The proposed Tacoma Charter Change Amendment on term limits is modeled after the Pierce County Charter term limit language. This proposed term limit amendment defines the sitting out period of two 4-year terms. Additionally, defining the term limit language using the word term instead of year updates the language, making it consistent with the term limit language in the Pierce County Charter as well as around the nation.
Here is the proposed charter amendment term limit language (the text in bold is the new language):
Tacoma City Charter Section 2.35 –
No person shall be allowed to serve on the Council for more than ten (10) consecutive years, either as a Council Member, Mayor, or combination thereof. No person shall be allowed to serve in City elective office for more than two consecutive 4-year terms, complete or partial as a Council member and/or Mayor but shall be allowed to serve again after an 8-year break in service. Establishment of residency in an alternate district will not circumvent this two-term restriction.

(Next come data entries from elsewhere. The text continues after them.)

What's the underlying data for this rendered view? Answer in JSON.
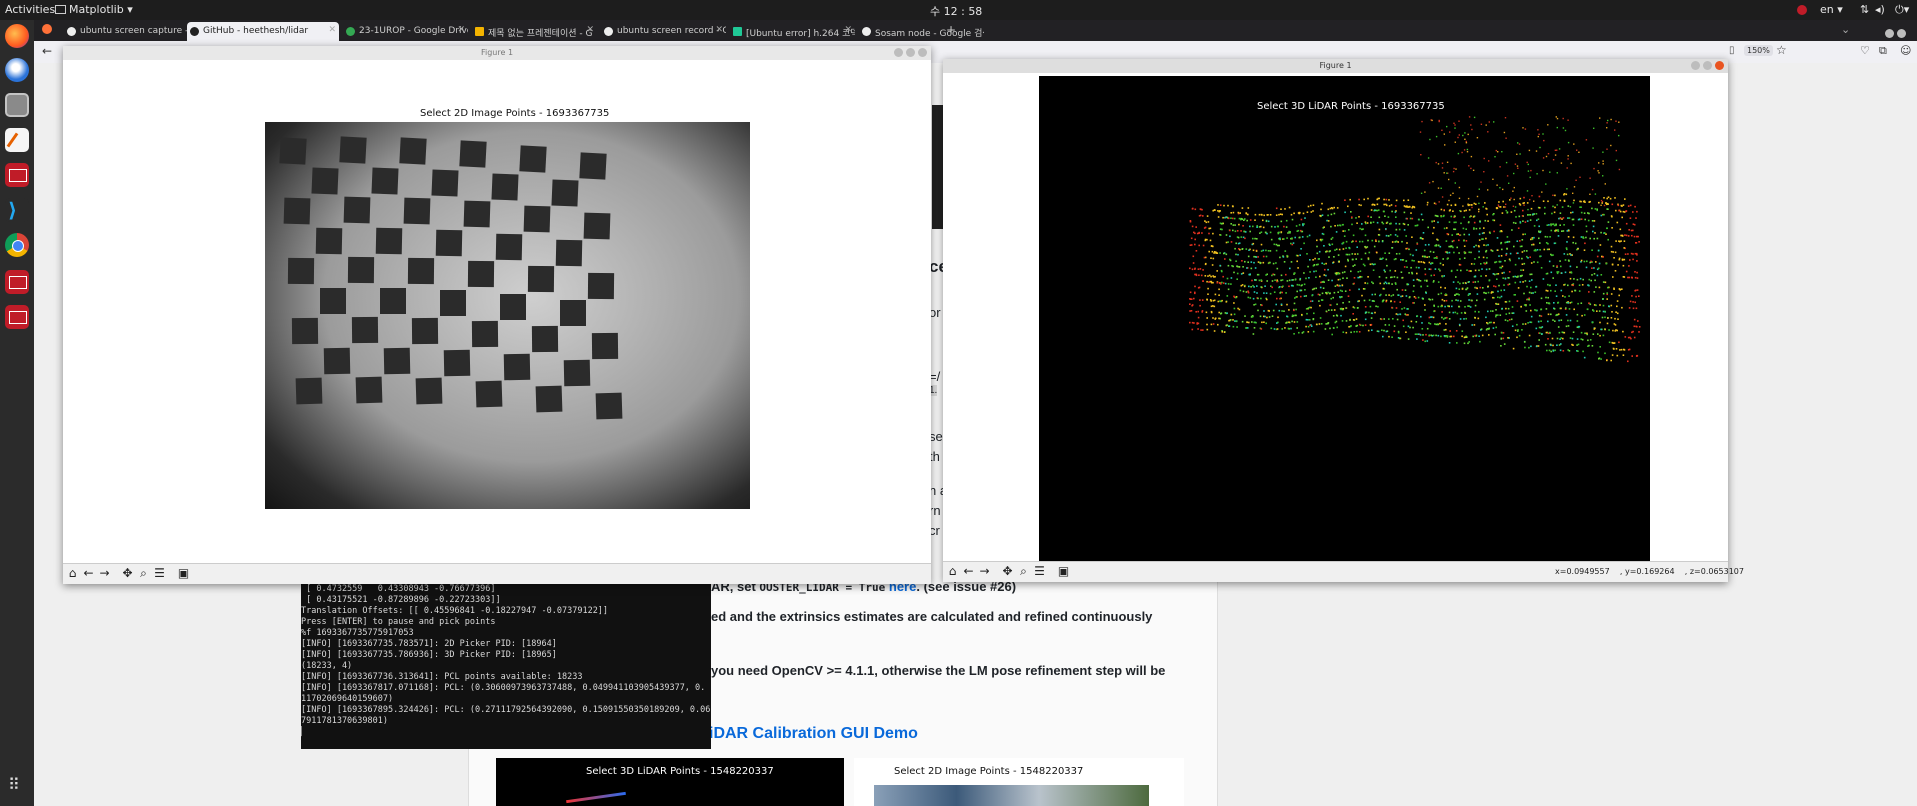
{
  "topbar": {
    "activities": "Activities",
    "app_menu": "Matplotlib ▾",
    "clock": "수 12 : 58",
    "language": "en ▾",
    "icons": [
      "record-icon",
      "network-icon",
      "volume-icon",
      "power-icon"
    ]
  },
  "dock": {
    "items": [
      "firefox-icon",
      "thunderbird-icon",
      "files-icon",
      "text-editor-icon",
      "screen-recorder-icon",
      "vscode-icon",
      "chrome-icon",
      "image-viewer-icon",
      "image-viewer-icon-2"
    ],
    "apps_grid": "show-applications-icon"
  },
  "browser": {
    "tabs": [
      {
        "label": "ubuntu screen capture -",
        "color": "#ffffff"
      },
      {
        "label": "GitHub - heethesh/lidar",
        "color": "#ffffff",
        "active": true
      },
      {
        "label": "23-1UROP - Google Drive",
        "color": "#34a853"
      },
      {
        "label": "제목 없는 프레젠테이션 - G",
        "color": "#f4b400"
      },
      {
        "label": "ubuntu screen record - G",
        "color": "#ffffff"
      },
      {
        "label": "[Ubuntu error] h.264 코덱",
        "color": "#20c997"
      },
      {
        "label": "Sosam node - Google 검색",
        "color": "#ffffff"
      }
    ],
    "new_tab": "+",
    "zoom": "150%"
  },
  "page": {
    "fragments": [
      "ce",
      "or",
      "=/",
      "1.",
      "se",
      "th",
      "n a",
      "rn",
      "cr"
    ],
    "env_line_pre": "AR, set ",
    "env_code": "OUSTER_LIDAR = True",
    "env_link": "here",
    "env_line_post": ". (see issue #26)",
    "refine_line": "ed and the extrinsics estimates are calculated and refined continuously",
    "opencv_line": "you need OpenCV >= 4.1.1, otherwise the LM pose refinement step will be",
    "demo_heading": "iDAR Calibration GUI Demo",
    "demo_left_title": "Select 3D LiDAR Points - 1548220337",
    "demo_right_title": "Select 2D Image Points - 1548220337"
  },
  "figure_2d": {
    "window_title": "Figure 1",
    "axes_title": "Select 2D Image Points - 1693367735"
  },
  "figure_3d": {
    "window_title": "Figure 1",
    "axes_title": "Select 3D LiDAR Points - 1693367735",
    "coords": "x=0.0949557    , y=0.169264    , z=0.0653107"
  },
  "toolbar_icons": [
    "home-icon",
    "back-icon",
    "forward-icon",
    "pan-icon",
    "zoom-icon",
    "configure-icon",
    "save-icon"
  ],
  "terminal": {
    "lines": [
      " [ 0.4732559   0.43308943 -0.76677396]",
      " [ 0.43175521 -0.87289896 -0.22723303]]",
      "Translation Offsets: [[ 0.45596841 -0.18227947 -0.07379122]]",
      "Press [ENTER] to pause and pick points",
      "",
      "%f 1693367735775917053",
      "[INFO] [1693367735.783571]: 2D Picker PID: [18964]",
      "[INFO] [1693367735.786936]: 3D Picker PID: [18965]",
      "(18233, 4)",
      "[INFO] [1693367736.313641]: PCL points available: 18233",
      "[INFO] [1693367817.071168]: PCL: (0.30600973963737488, 0.049941103905439377, 0.",
      "11702069640159607)",
      "[INFO] [1693367895.324426]: PCL: (0.27111792564392090, 0.15091550350189209, 0.06",
      "7911781370639801)"
    ]
  }
}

12,794 valid signatures from Tacoma registered voters are needed by July 7, 2017.
17,000 signatures need to be collected to be sure there is enough of a cushion to make it to the November 7, 2017 ballot.
Signature collection should begin 10 days after filing, as the law provides. Once the city attorney approves the petition form, sheets will be printed and ready for people to sign. The hope is to have petitions ready at the Save Tacoma Water meeting on Monday, March 27, Tully’s downtown at 6:30 PM.